The structure itself is the minimalist, all-white outline of a classic gable-roofed home, seemingly drawn from a single strip of material folded upright in space. The museum describes its architectural program as, “part tool shed, part research lab, and part community forum.”

“The four-month activation seeks to bring forth innovative building and planning principles making home building an attainable goal, for everyone,” according to A+D.
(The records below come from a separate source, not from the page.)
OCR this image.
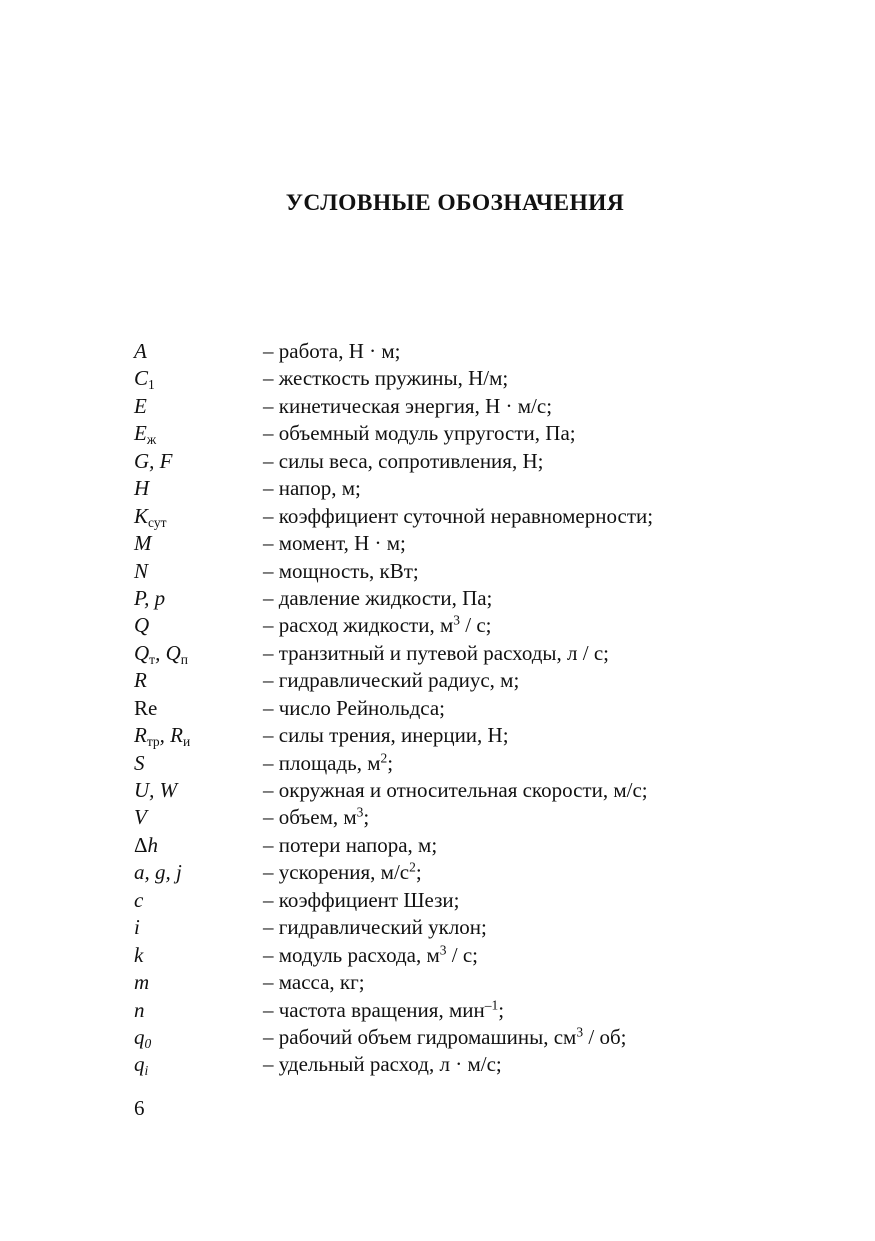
УСЛОВНЫЕ ОБОЗНАЧЕНИЯ
A	– работа, Н · м;
$C_1$	– жесткость пружины, Н/м;
E	– кинетическая энергия, Н · м/с;
$E_ж$	– объемный модуль упругости, Па;
G, F	– силы веса, сопротивления, Н;
H	– напор, м;
$K_{сут}$	– коэффициент суточной неравномерности;
M	– момент, Н · м;
N	– мощность, кВт;
P, p	– давление жидкости, Па;
Q	– расход жидкости, $м^3$ / с;
$Q_т$, $Q_п$	– транзитный и путевой расходы, л / с;
R	– гидравлический радиус, м;
Re	– число Рейнольдса;
$R_{тр}$, $R_и$	– силы трения, инерции, Н;
S	– площадь, $м^2$;
U, W	– окружная и относительная скорости, м/с;
V	– объем, $м^3$;
Δh	– потери напора, м;
a, g, j	– ускорения, $м/с^2$;
c	– коэффициент Шези;
i	– гидравлический уклон;
k	– модуль расхода, $м^3$ / с;
m	– масса, кг;
n	– частота вращения, мин$^{-1}$;
$q_0$	– рабочий объем гидромашины, $см^3$ / об;
$q_i$	– удельный расход, л · м/с;
6
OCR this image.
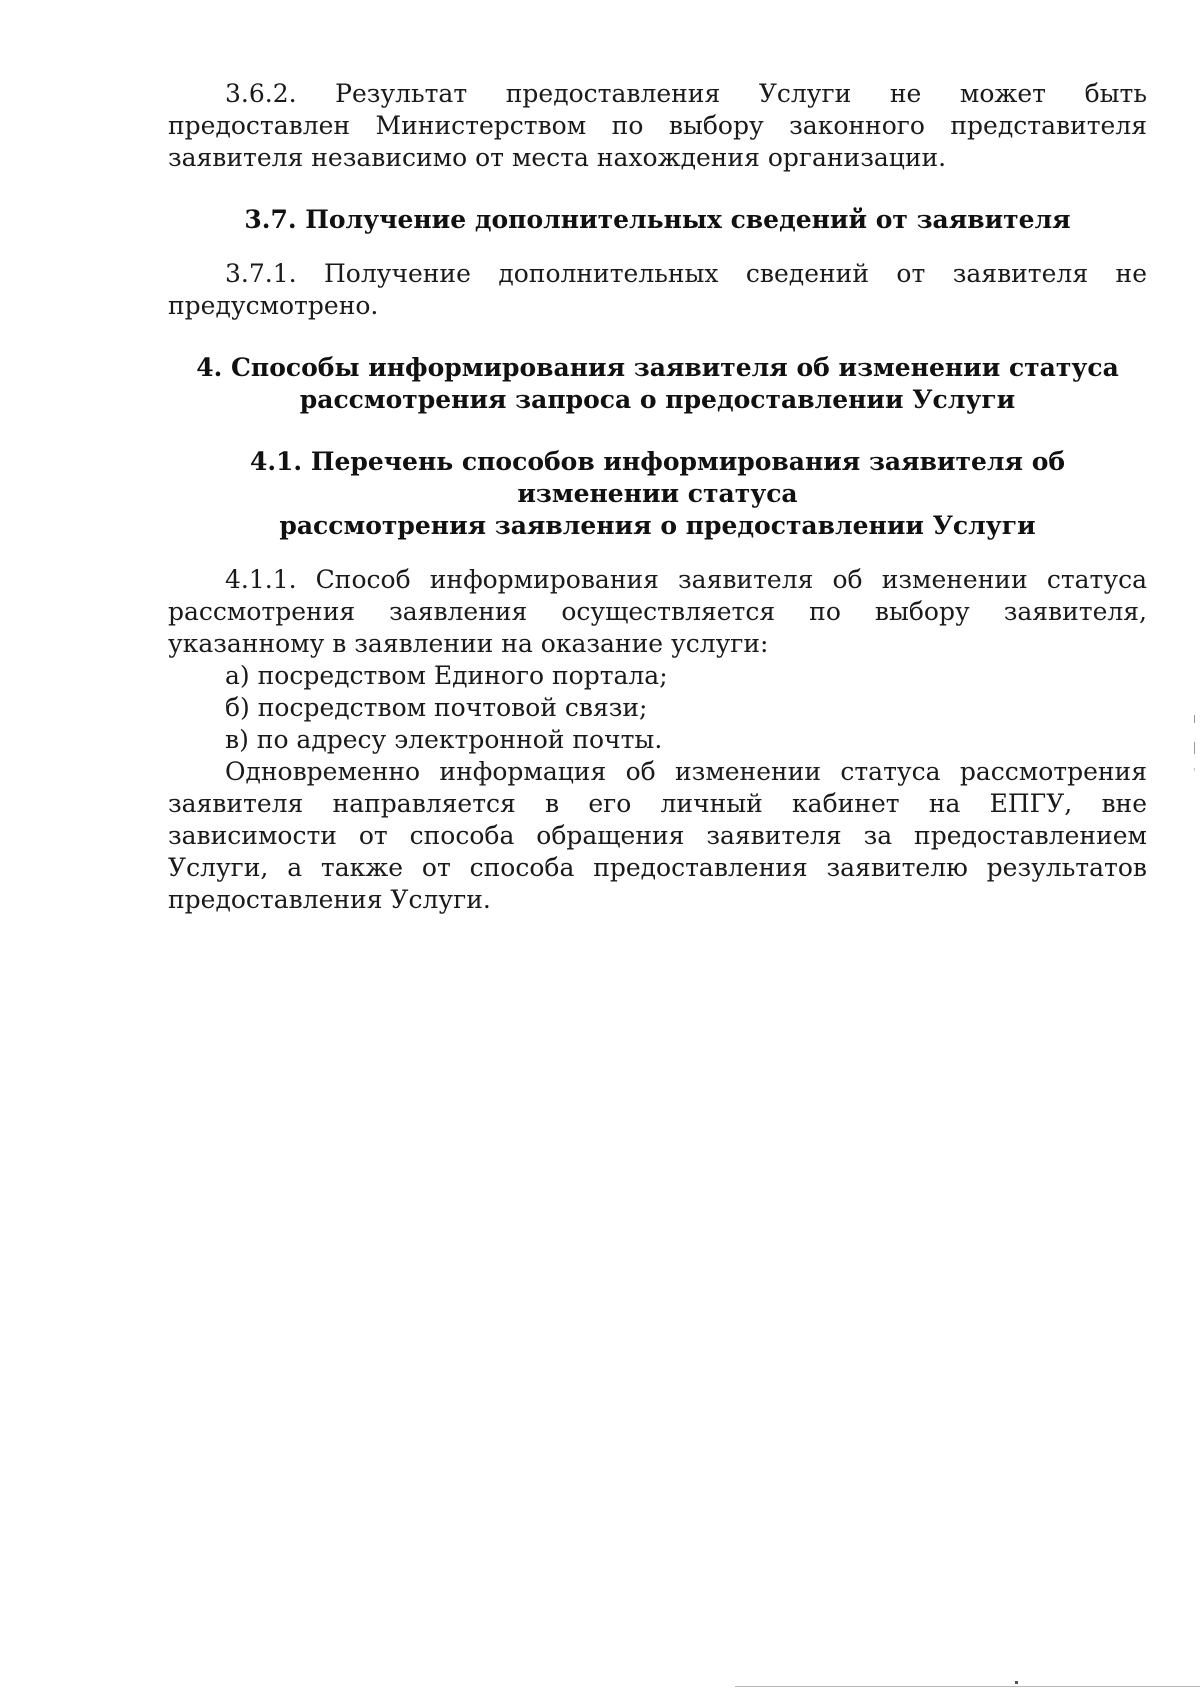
3.6.2. Результат предоставления Услуги не может быть предоставлен Министерством по выбору законного представителя заявителя независимо от места нахождения организации.

3.7. Получение дополнительных сведений от заявителя

3.7.1. Получение дополнительных сведений от заявителя не предусмотрено.

4. Способы информирования заявителя об изменении статуса
рассмотрения запроса о предоставлении Услуги
4.1. Перечень способов информирования заявителя об изменении статуса
рассмотрения заявления о предоставлении Услуги

4.1.1. Способ информирования заявителя об изменении статуса рассмотрения заявления осуществляется по выбору заявителя, указанному в заявлении на оказание услуги:

а) посредством Единого портала;

б) посредством почтовой связи;

в) по адресу электронной почты.

Одновременно информация об изменении статуса рассмотрения заявителя направляется в его личный кабинет на ЕПГУ, вне зависимости от способа обращения заявителя за предоставлением Услуги, а также от способа предоставления заявителю результатов предоставления Услуги.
a multicolored projection on House pavilion

STEREOBOT specializes in public space development, creating what it calls “urban activations” of underutilized plots. The studio transforms otherwise empty space into a stage for gatherings, using material-efficient, space-frame technology. Previous projects have included “Lightweaver,” an installation designed in collaboration with fabricator Andreas Froech for the 2014 edition of the Coachella Music Festival. In contrast of the minimalist simplicity of “BACK to FRONT,” it was a looping structure of more than 2,000 connected metal tubes sheathed in white fabric. Standing 40 feet tall, illuminated by colored lights at night, it served as both an essential meeting place and wayfinding device on the dark, expansive Empire Polo Club field. Other projects include a commission by the Puerto Rico Disaster Relief initiative and Detroit’s Luminocity, a city-wide public art project conceived as a masterplan.